When you have a chance to move out of an ARM. Yes, adjustable rate mortgages often carry super low rates, and yes, they can adjust downward in a lower rate environment. But they can also go up when rates rise, as much as five or six percentage points above the initial rate of the loan at the start. Since mortgage rates have been dropping pretty steadily over the past few years, many people are unaware of this possibility. If you can refinance out of an ARM and into a fixed rate loan, it’s always a good idea. Never look at your 2.5% ARM rate and compare that to a fixed rate at 3.75%. Instead compare your maximum rate (2.5% plus the lifetime cap of six percentage points, or 8.5%) and make your decision based on that. The comparison looks a lot different when you do.

And when you shouldn’t

No matter how low interest rates are, refinancing is NOT always the best move. Your own personal circumstances are usually more important then the rate. Some of those situations include:

When you only have a few years left on the loan. Refinancing a loan that has 25 years left on it can make a lot of sense, but refinancing one with less than 10 years to go usually doesn’t. You have to pay closing costs any time you refinance a loan, and paying them to refinance a loan with only a few years left isn’t the best use of resources. Use a mortgage amortization calculator to determine if you’d be better off increasing your monthly principal payments instead of refinancing the loan entirely.

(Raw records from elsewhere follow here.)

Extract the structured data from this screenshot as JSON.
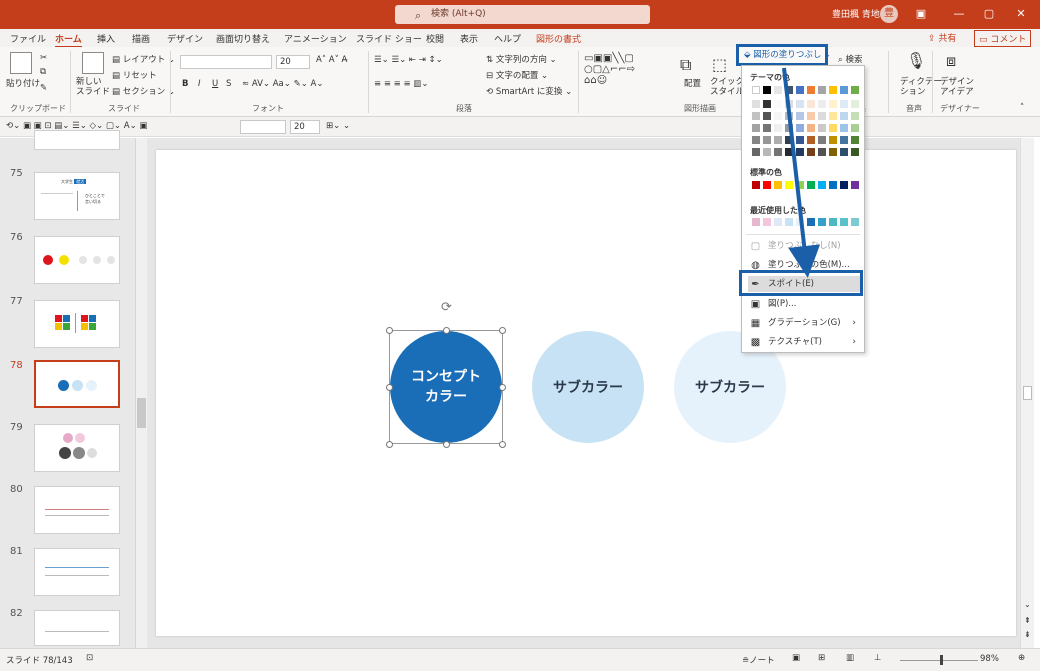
{
  "titlebar": {
    "search_placeholder": "検索 (Alt+Q)",
    "user_name": "豊田楓 青地",
    "avatar_initial": "豊",
    "minimize": "—",
    "restore": "▢",
    "close": "✕",
    "ribbon_display": "▣"
  },
  "menu_tabs": {
    "file": "ファイル",
    "home": "ホーム",
    "insert": "挿入",
    "draw": "描画",
    "design": "デザイン",
    "transitions": "画面切り替え",
    "animations": "アニメーション",
    "slideshow": "スライド ショー",
    "review": "校閲",
    "view": "表示",
    "help": "ヘルプ",
    "shape_format": "図形の書式",
    "share": "共有",
    "comment": "コメント"
  },
  "ribbon": {
    "paste": "貼り付け",
    "new_slide": "新しい\nスライド",
    "layout": "レイアウト",
    "reset": "リセット",
    "section": "セクション",
    "font_size": "20",
    "bold": "B",
    "italic": "I",
    "underline": "U",
    "strike": "S",
    "text_direction": "文字列の方向",
    "align_text": "文字の配置",
    "smartart": "SmartArt に変換",
    "arrange": "配置",
    "quick_style": "クイック\nスタイル",
    "fill_button": "図形の塗りつぶし",
    "find": "検索",
    "dictate": "ディクテー\nション",
    "designer": "デザイン\nアイデア",
    "groups": {
      "clipboard": "クリップボード",
      "slides": "スライド",
      "font": "フォント",
      "paragraph": "段落",
      "drawing": "図形描画",
      "edit": "集",
      "voice": "音声",
      "designer": "デザイナー"
    }
  },
  "qat": {
    "font_size": "20"
  },
  "thumbnails": [
    {
      "num": "75"
    },
    {
      "num": "76"
    },
    {
      "num": "77"
    },
    {
      "num": "78"
    },
    {
      "num": "79"
    },
    {
      "num": "80"
    },
    {
      "num": "81"
    },
    {
      "num": "82"
    }
  ],
  "thumb75": {
    "heading_a": "大学生",
    "heading_b": "就活",
    "right_a": "ひとことで",
    "right_b": "言い切る"
  },
  "slide": {
    "circle_main_line1": "コンセプト",
    "circle_main_line2": "カラー",
    "circle_sub1": "サブカラー",
    "circle_sub2": "サブカラー",
    "colors": {
      "main": "#1a6eb8",
      "sub1": "#c7e2f4",
      "sub2": "#e6f2fb"
    }
  },
  "dropdown": {
    "theme_colors": "テーマの色",
    "standard_colors": "標準の色",
    "recent_colors": "最近使用した色",
    "no_fill": "塗りつぶしなし(N)",
    "more_colors": "塗りつぶしの色(M)...",
    "eyedropper": "スポイト(E)",
    "picture": "図(P)...",
    "gradient": "グラデーション(G)",
    "texture": "テクスチャ(T)",
    "theme_top": [
      "#ffffff",
      "#000000",
      "#e7e6e6",
      "#44546a",
      "#4472c4",
      "#ed7d31",
      "#a5a5a5",
      "#ffc000",
      "#5b9bd5",
      "#70ad47"
    ],
    "standard": [
      "#c00000",
      "#ff0000",
      "#ffc000",
      "#ffff00",
      "#92d050",
      "#00b050",
      "#00b0f0",
      "#0070c0",
      "#002060",
      "#7030a0"
    ],
    "recent": [
      "#e6b8d0",
      "#f4c6dc",
      "#dfe9f5",
      "#c7e2f4",
      "#e6f2fb",
      "#1a6eb8",
      "#35a0c8",
      "#4bb8c4",
      "#5ac2c9",
      "#7bcbd3"
    ]
  },
  "status": {
    "slide_info": "スライド 78/143",
    "notes": "≘ノート",
    "zoom": "98%"
  }
}
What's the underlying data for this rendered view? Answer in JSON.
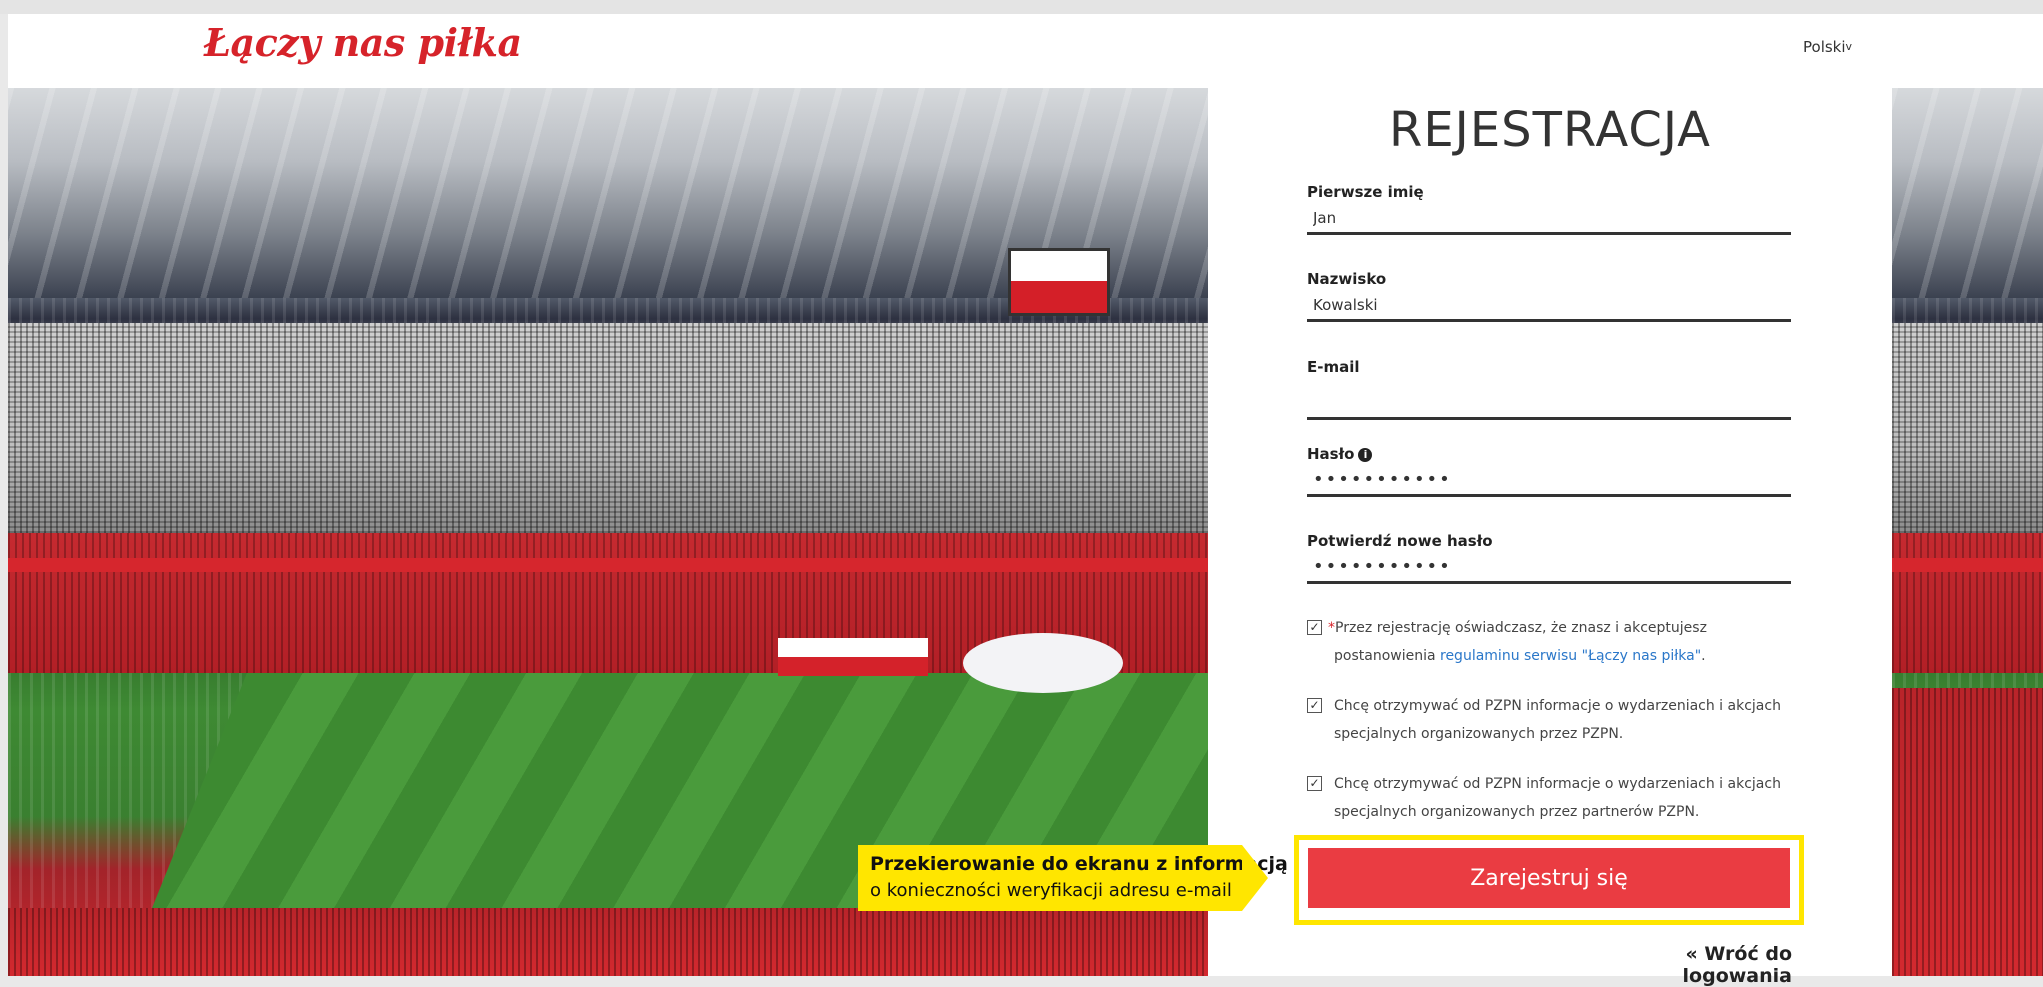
{
  "header": {
    "logo": "Łączy nas piłka",
    "language": "Polski",
    "language_caret": "v"
  },
  "form": {
    "title": "REJESTRACJA",
    "first_name": {
      "label": "Pierwsze imię",
      "value": "Jan"
    },
    "last_name": {
      "label": "Nazwisko",
      "value": "Kowalski"
    },
    "email": {
      "label": "E-mail",
      "value": ""
    },
    "password": {
      "label": "Hasło",
      "value": "•••••••••••",
      "info_icon": "info-icon"
    },
    "confirm_password": {
      "label": "Potwierdź nowe hasło",
      "value": "•••••••••••"
    },
    "terms": {
      "required_mark": "*",
      "text": "Przez rejestrację oświadczasz, że znasz i akceptujesz postanowienia ",
      "link": "regulaminu serwisu \"Łączy nas piłka\"",
      "end": ".",
      "checked": true
    },
    "consent_pzpn": {
      "text": "Chcę otrzymywać od PZPN informacje o wydarzeniach i akcjach specjalnych organizowanych przez PZPN.",
      "checked": true
    },
    "consent_partners": {
      "text": "Chcę otrzymywać od PZPN informacje o wydarzeniach i akcjach specjalnych organizowanych przez partnerów PZPN.",
      "checked": true
    },
    "submit_label": "Zarejestruj się",
    "back_link": "« Wróć do logowania"
  },
  "callout": {
    "line1": "Przekierowanie do ekranu z informacją",
    "line2": "o konieczności weryfikacji adresu e-mail"
  },
  "colors": {
    "brand_red": "#d6232a",
    "button_red": "#ea3c42",
    "callout_yellow": "#ffe600",
    "link_blue": "#2a77c9"
  }
}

When the closing costs add too much principal to your loan. This applies mostly to smaller mortgages, the ones well below $100,000. The last thing you want to do is to add $5,000 in closing costs and escrows to a $50,000 mortgage. Better to apply the money as a prepayment of principal and make the loan go away faster.

For debt consolidation. If the housing meltdown has taught us anything it’s that we shouldn’t be using our homes as a place to secure non-housing debt.

When you have impaired credit. The current mortgage environment is particularly unforgiving to people with bad credit. If you had good credit when you first took your mortgage, you probably won’t be able to refinance anyway.

Low interest rates are only one measure of the benefit of refinancing. Make sure you look at your entire situation when deciding if it’s the right move for you.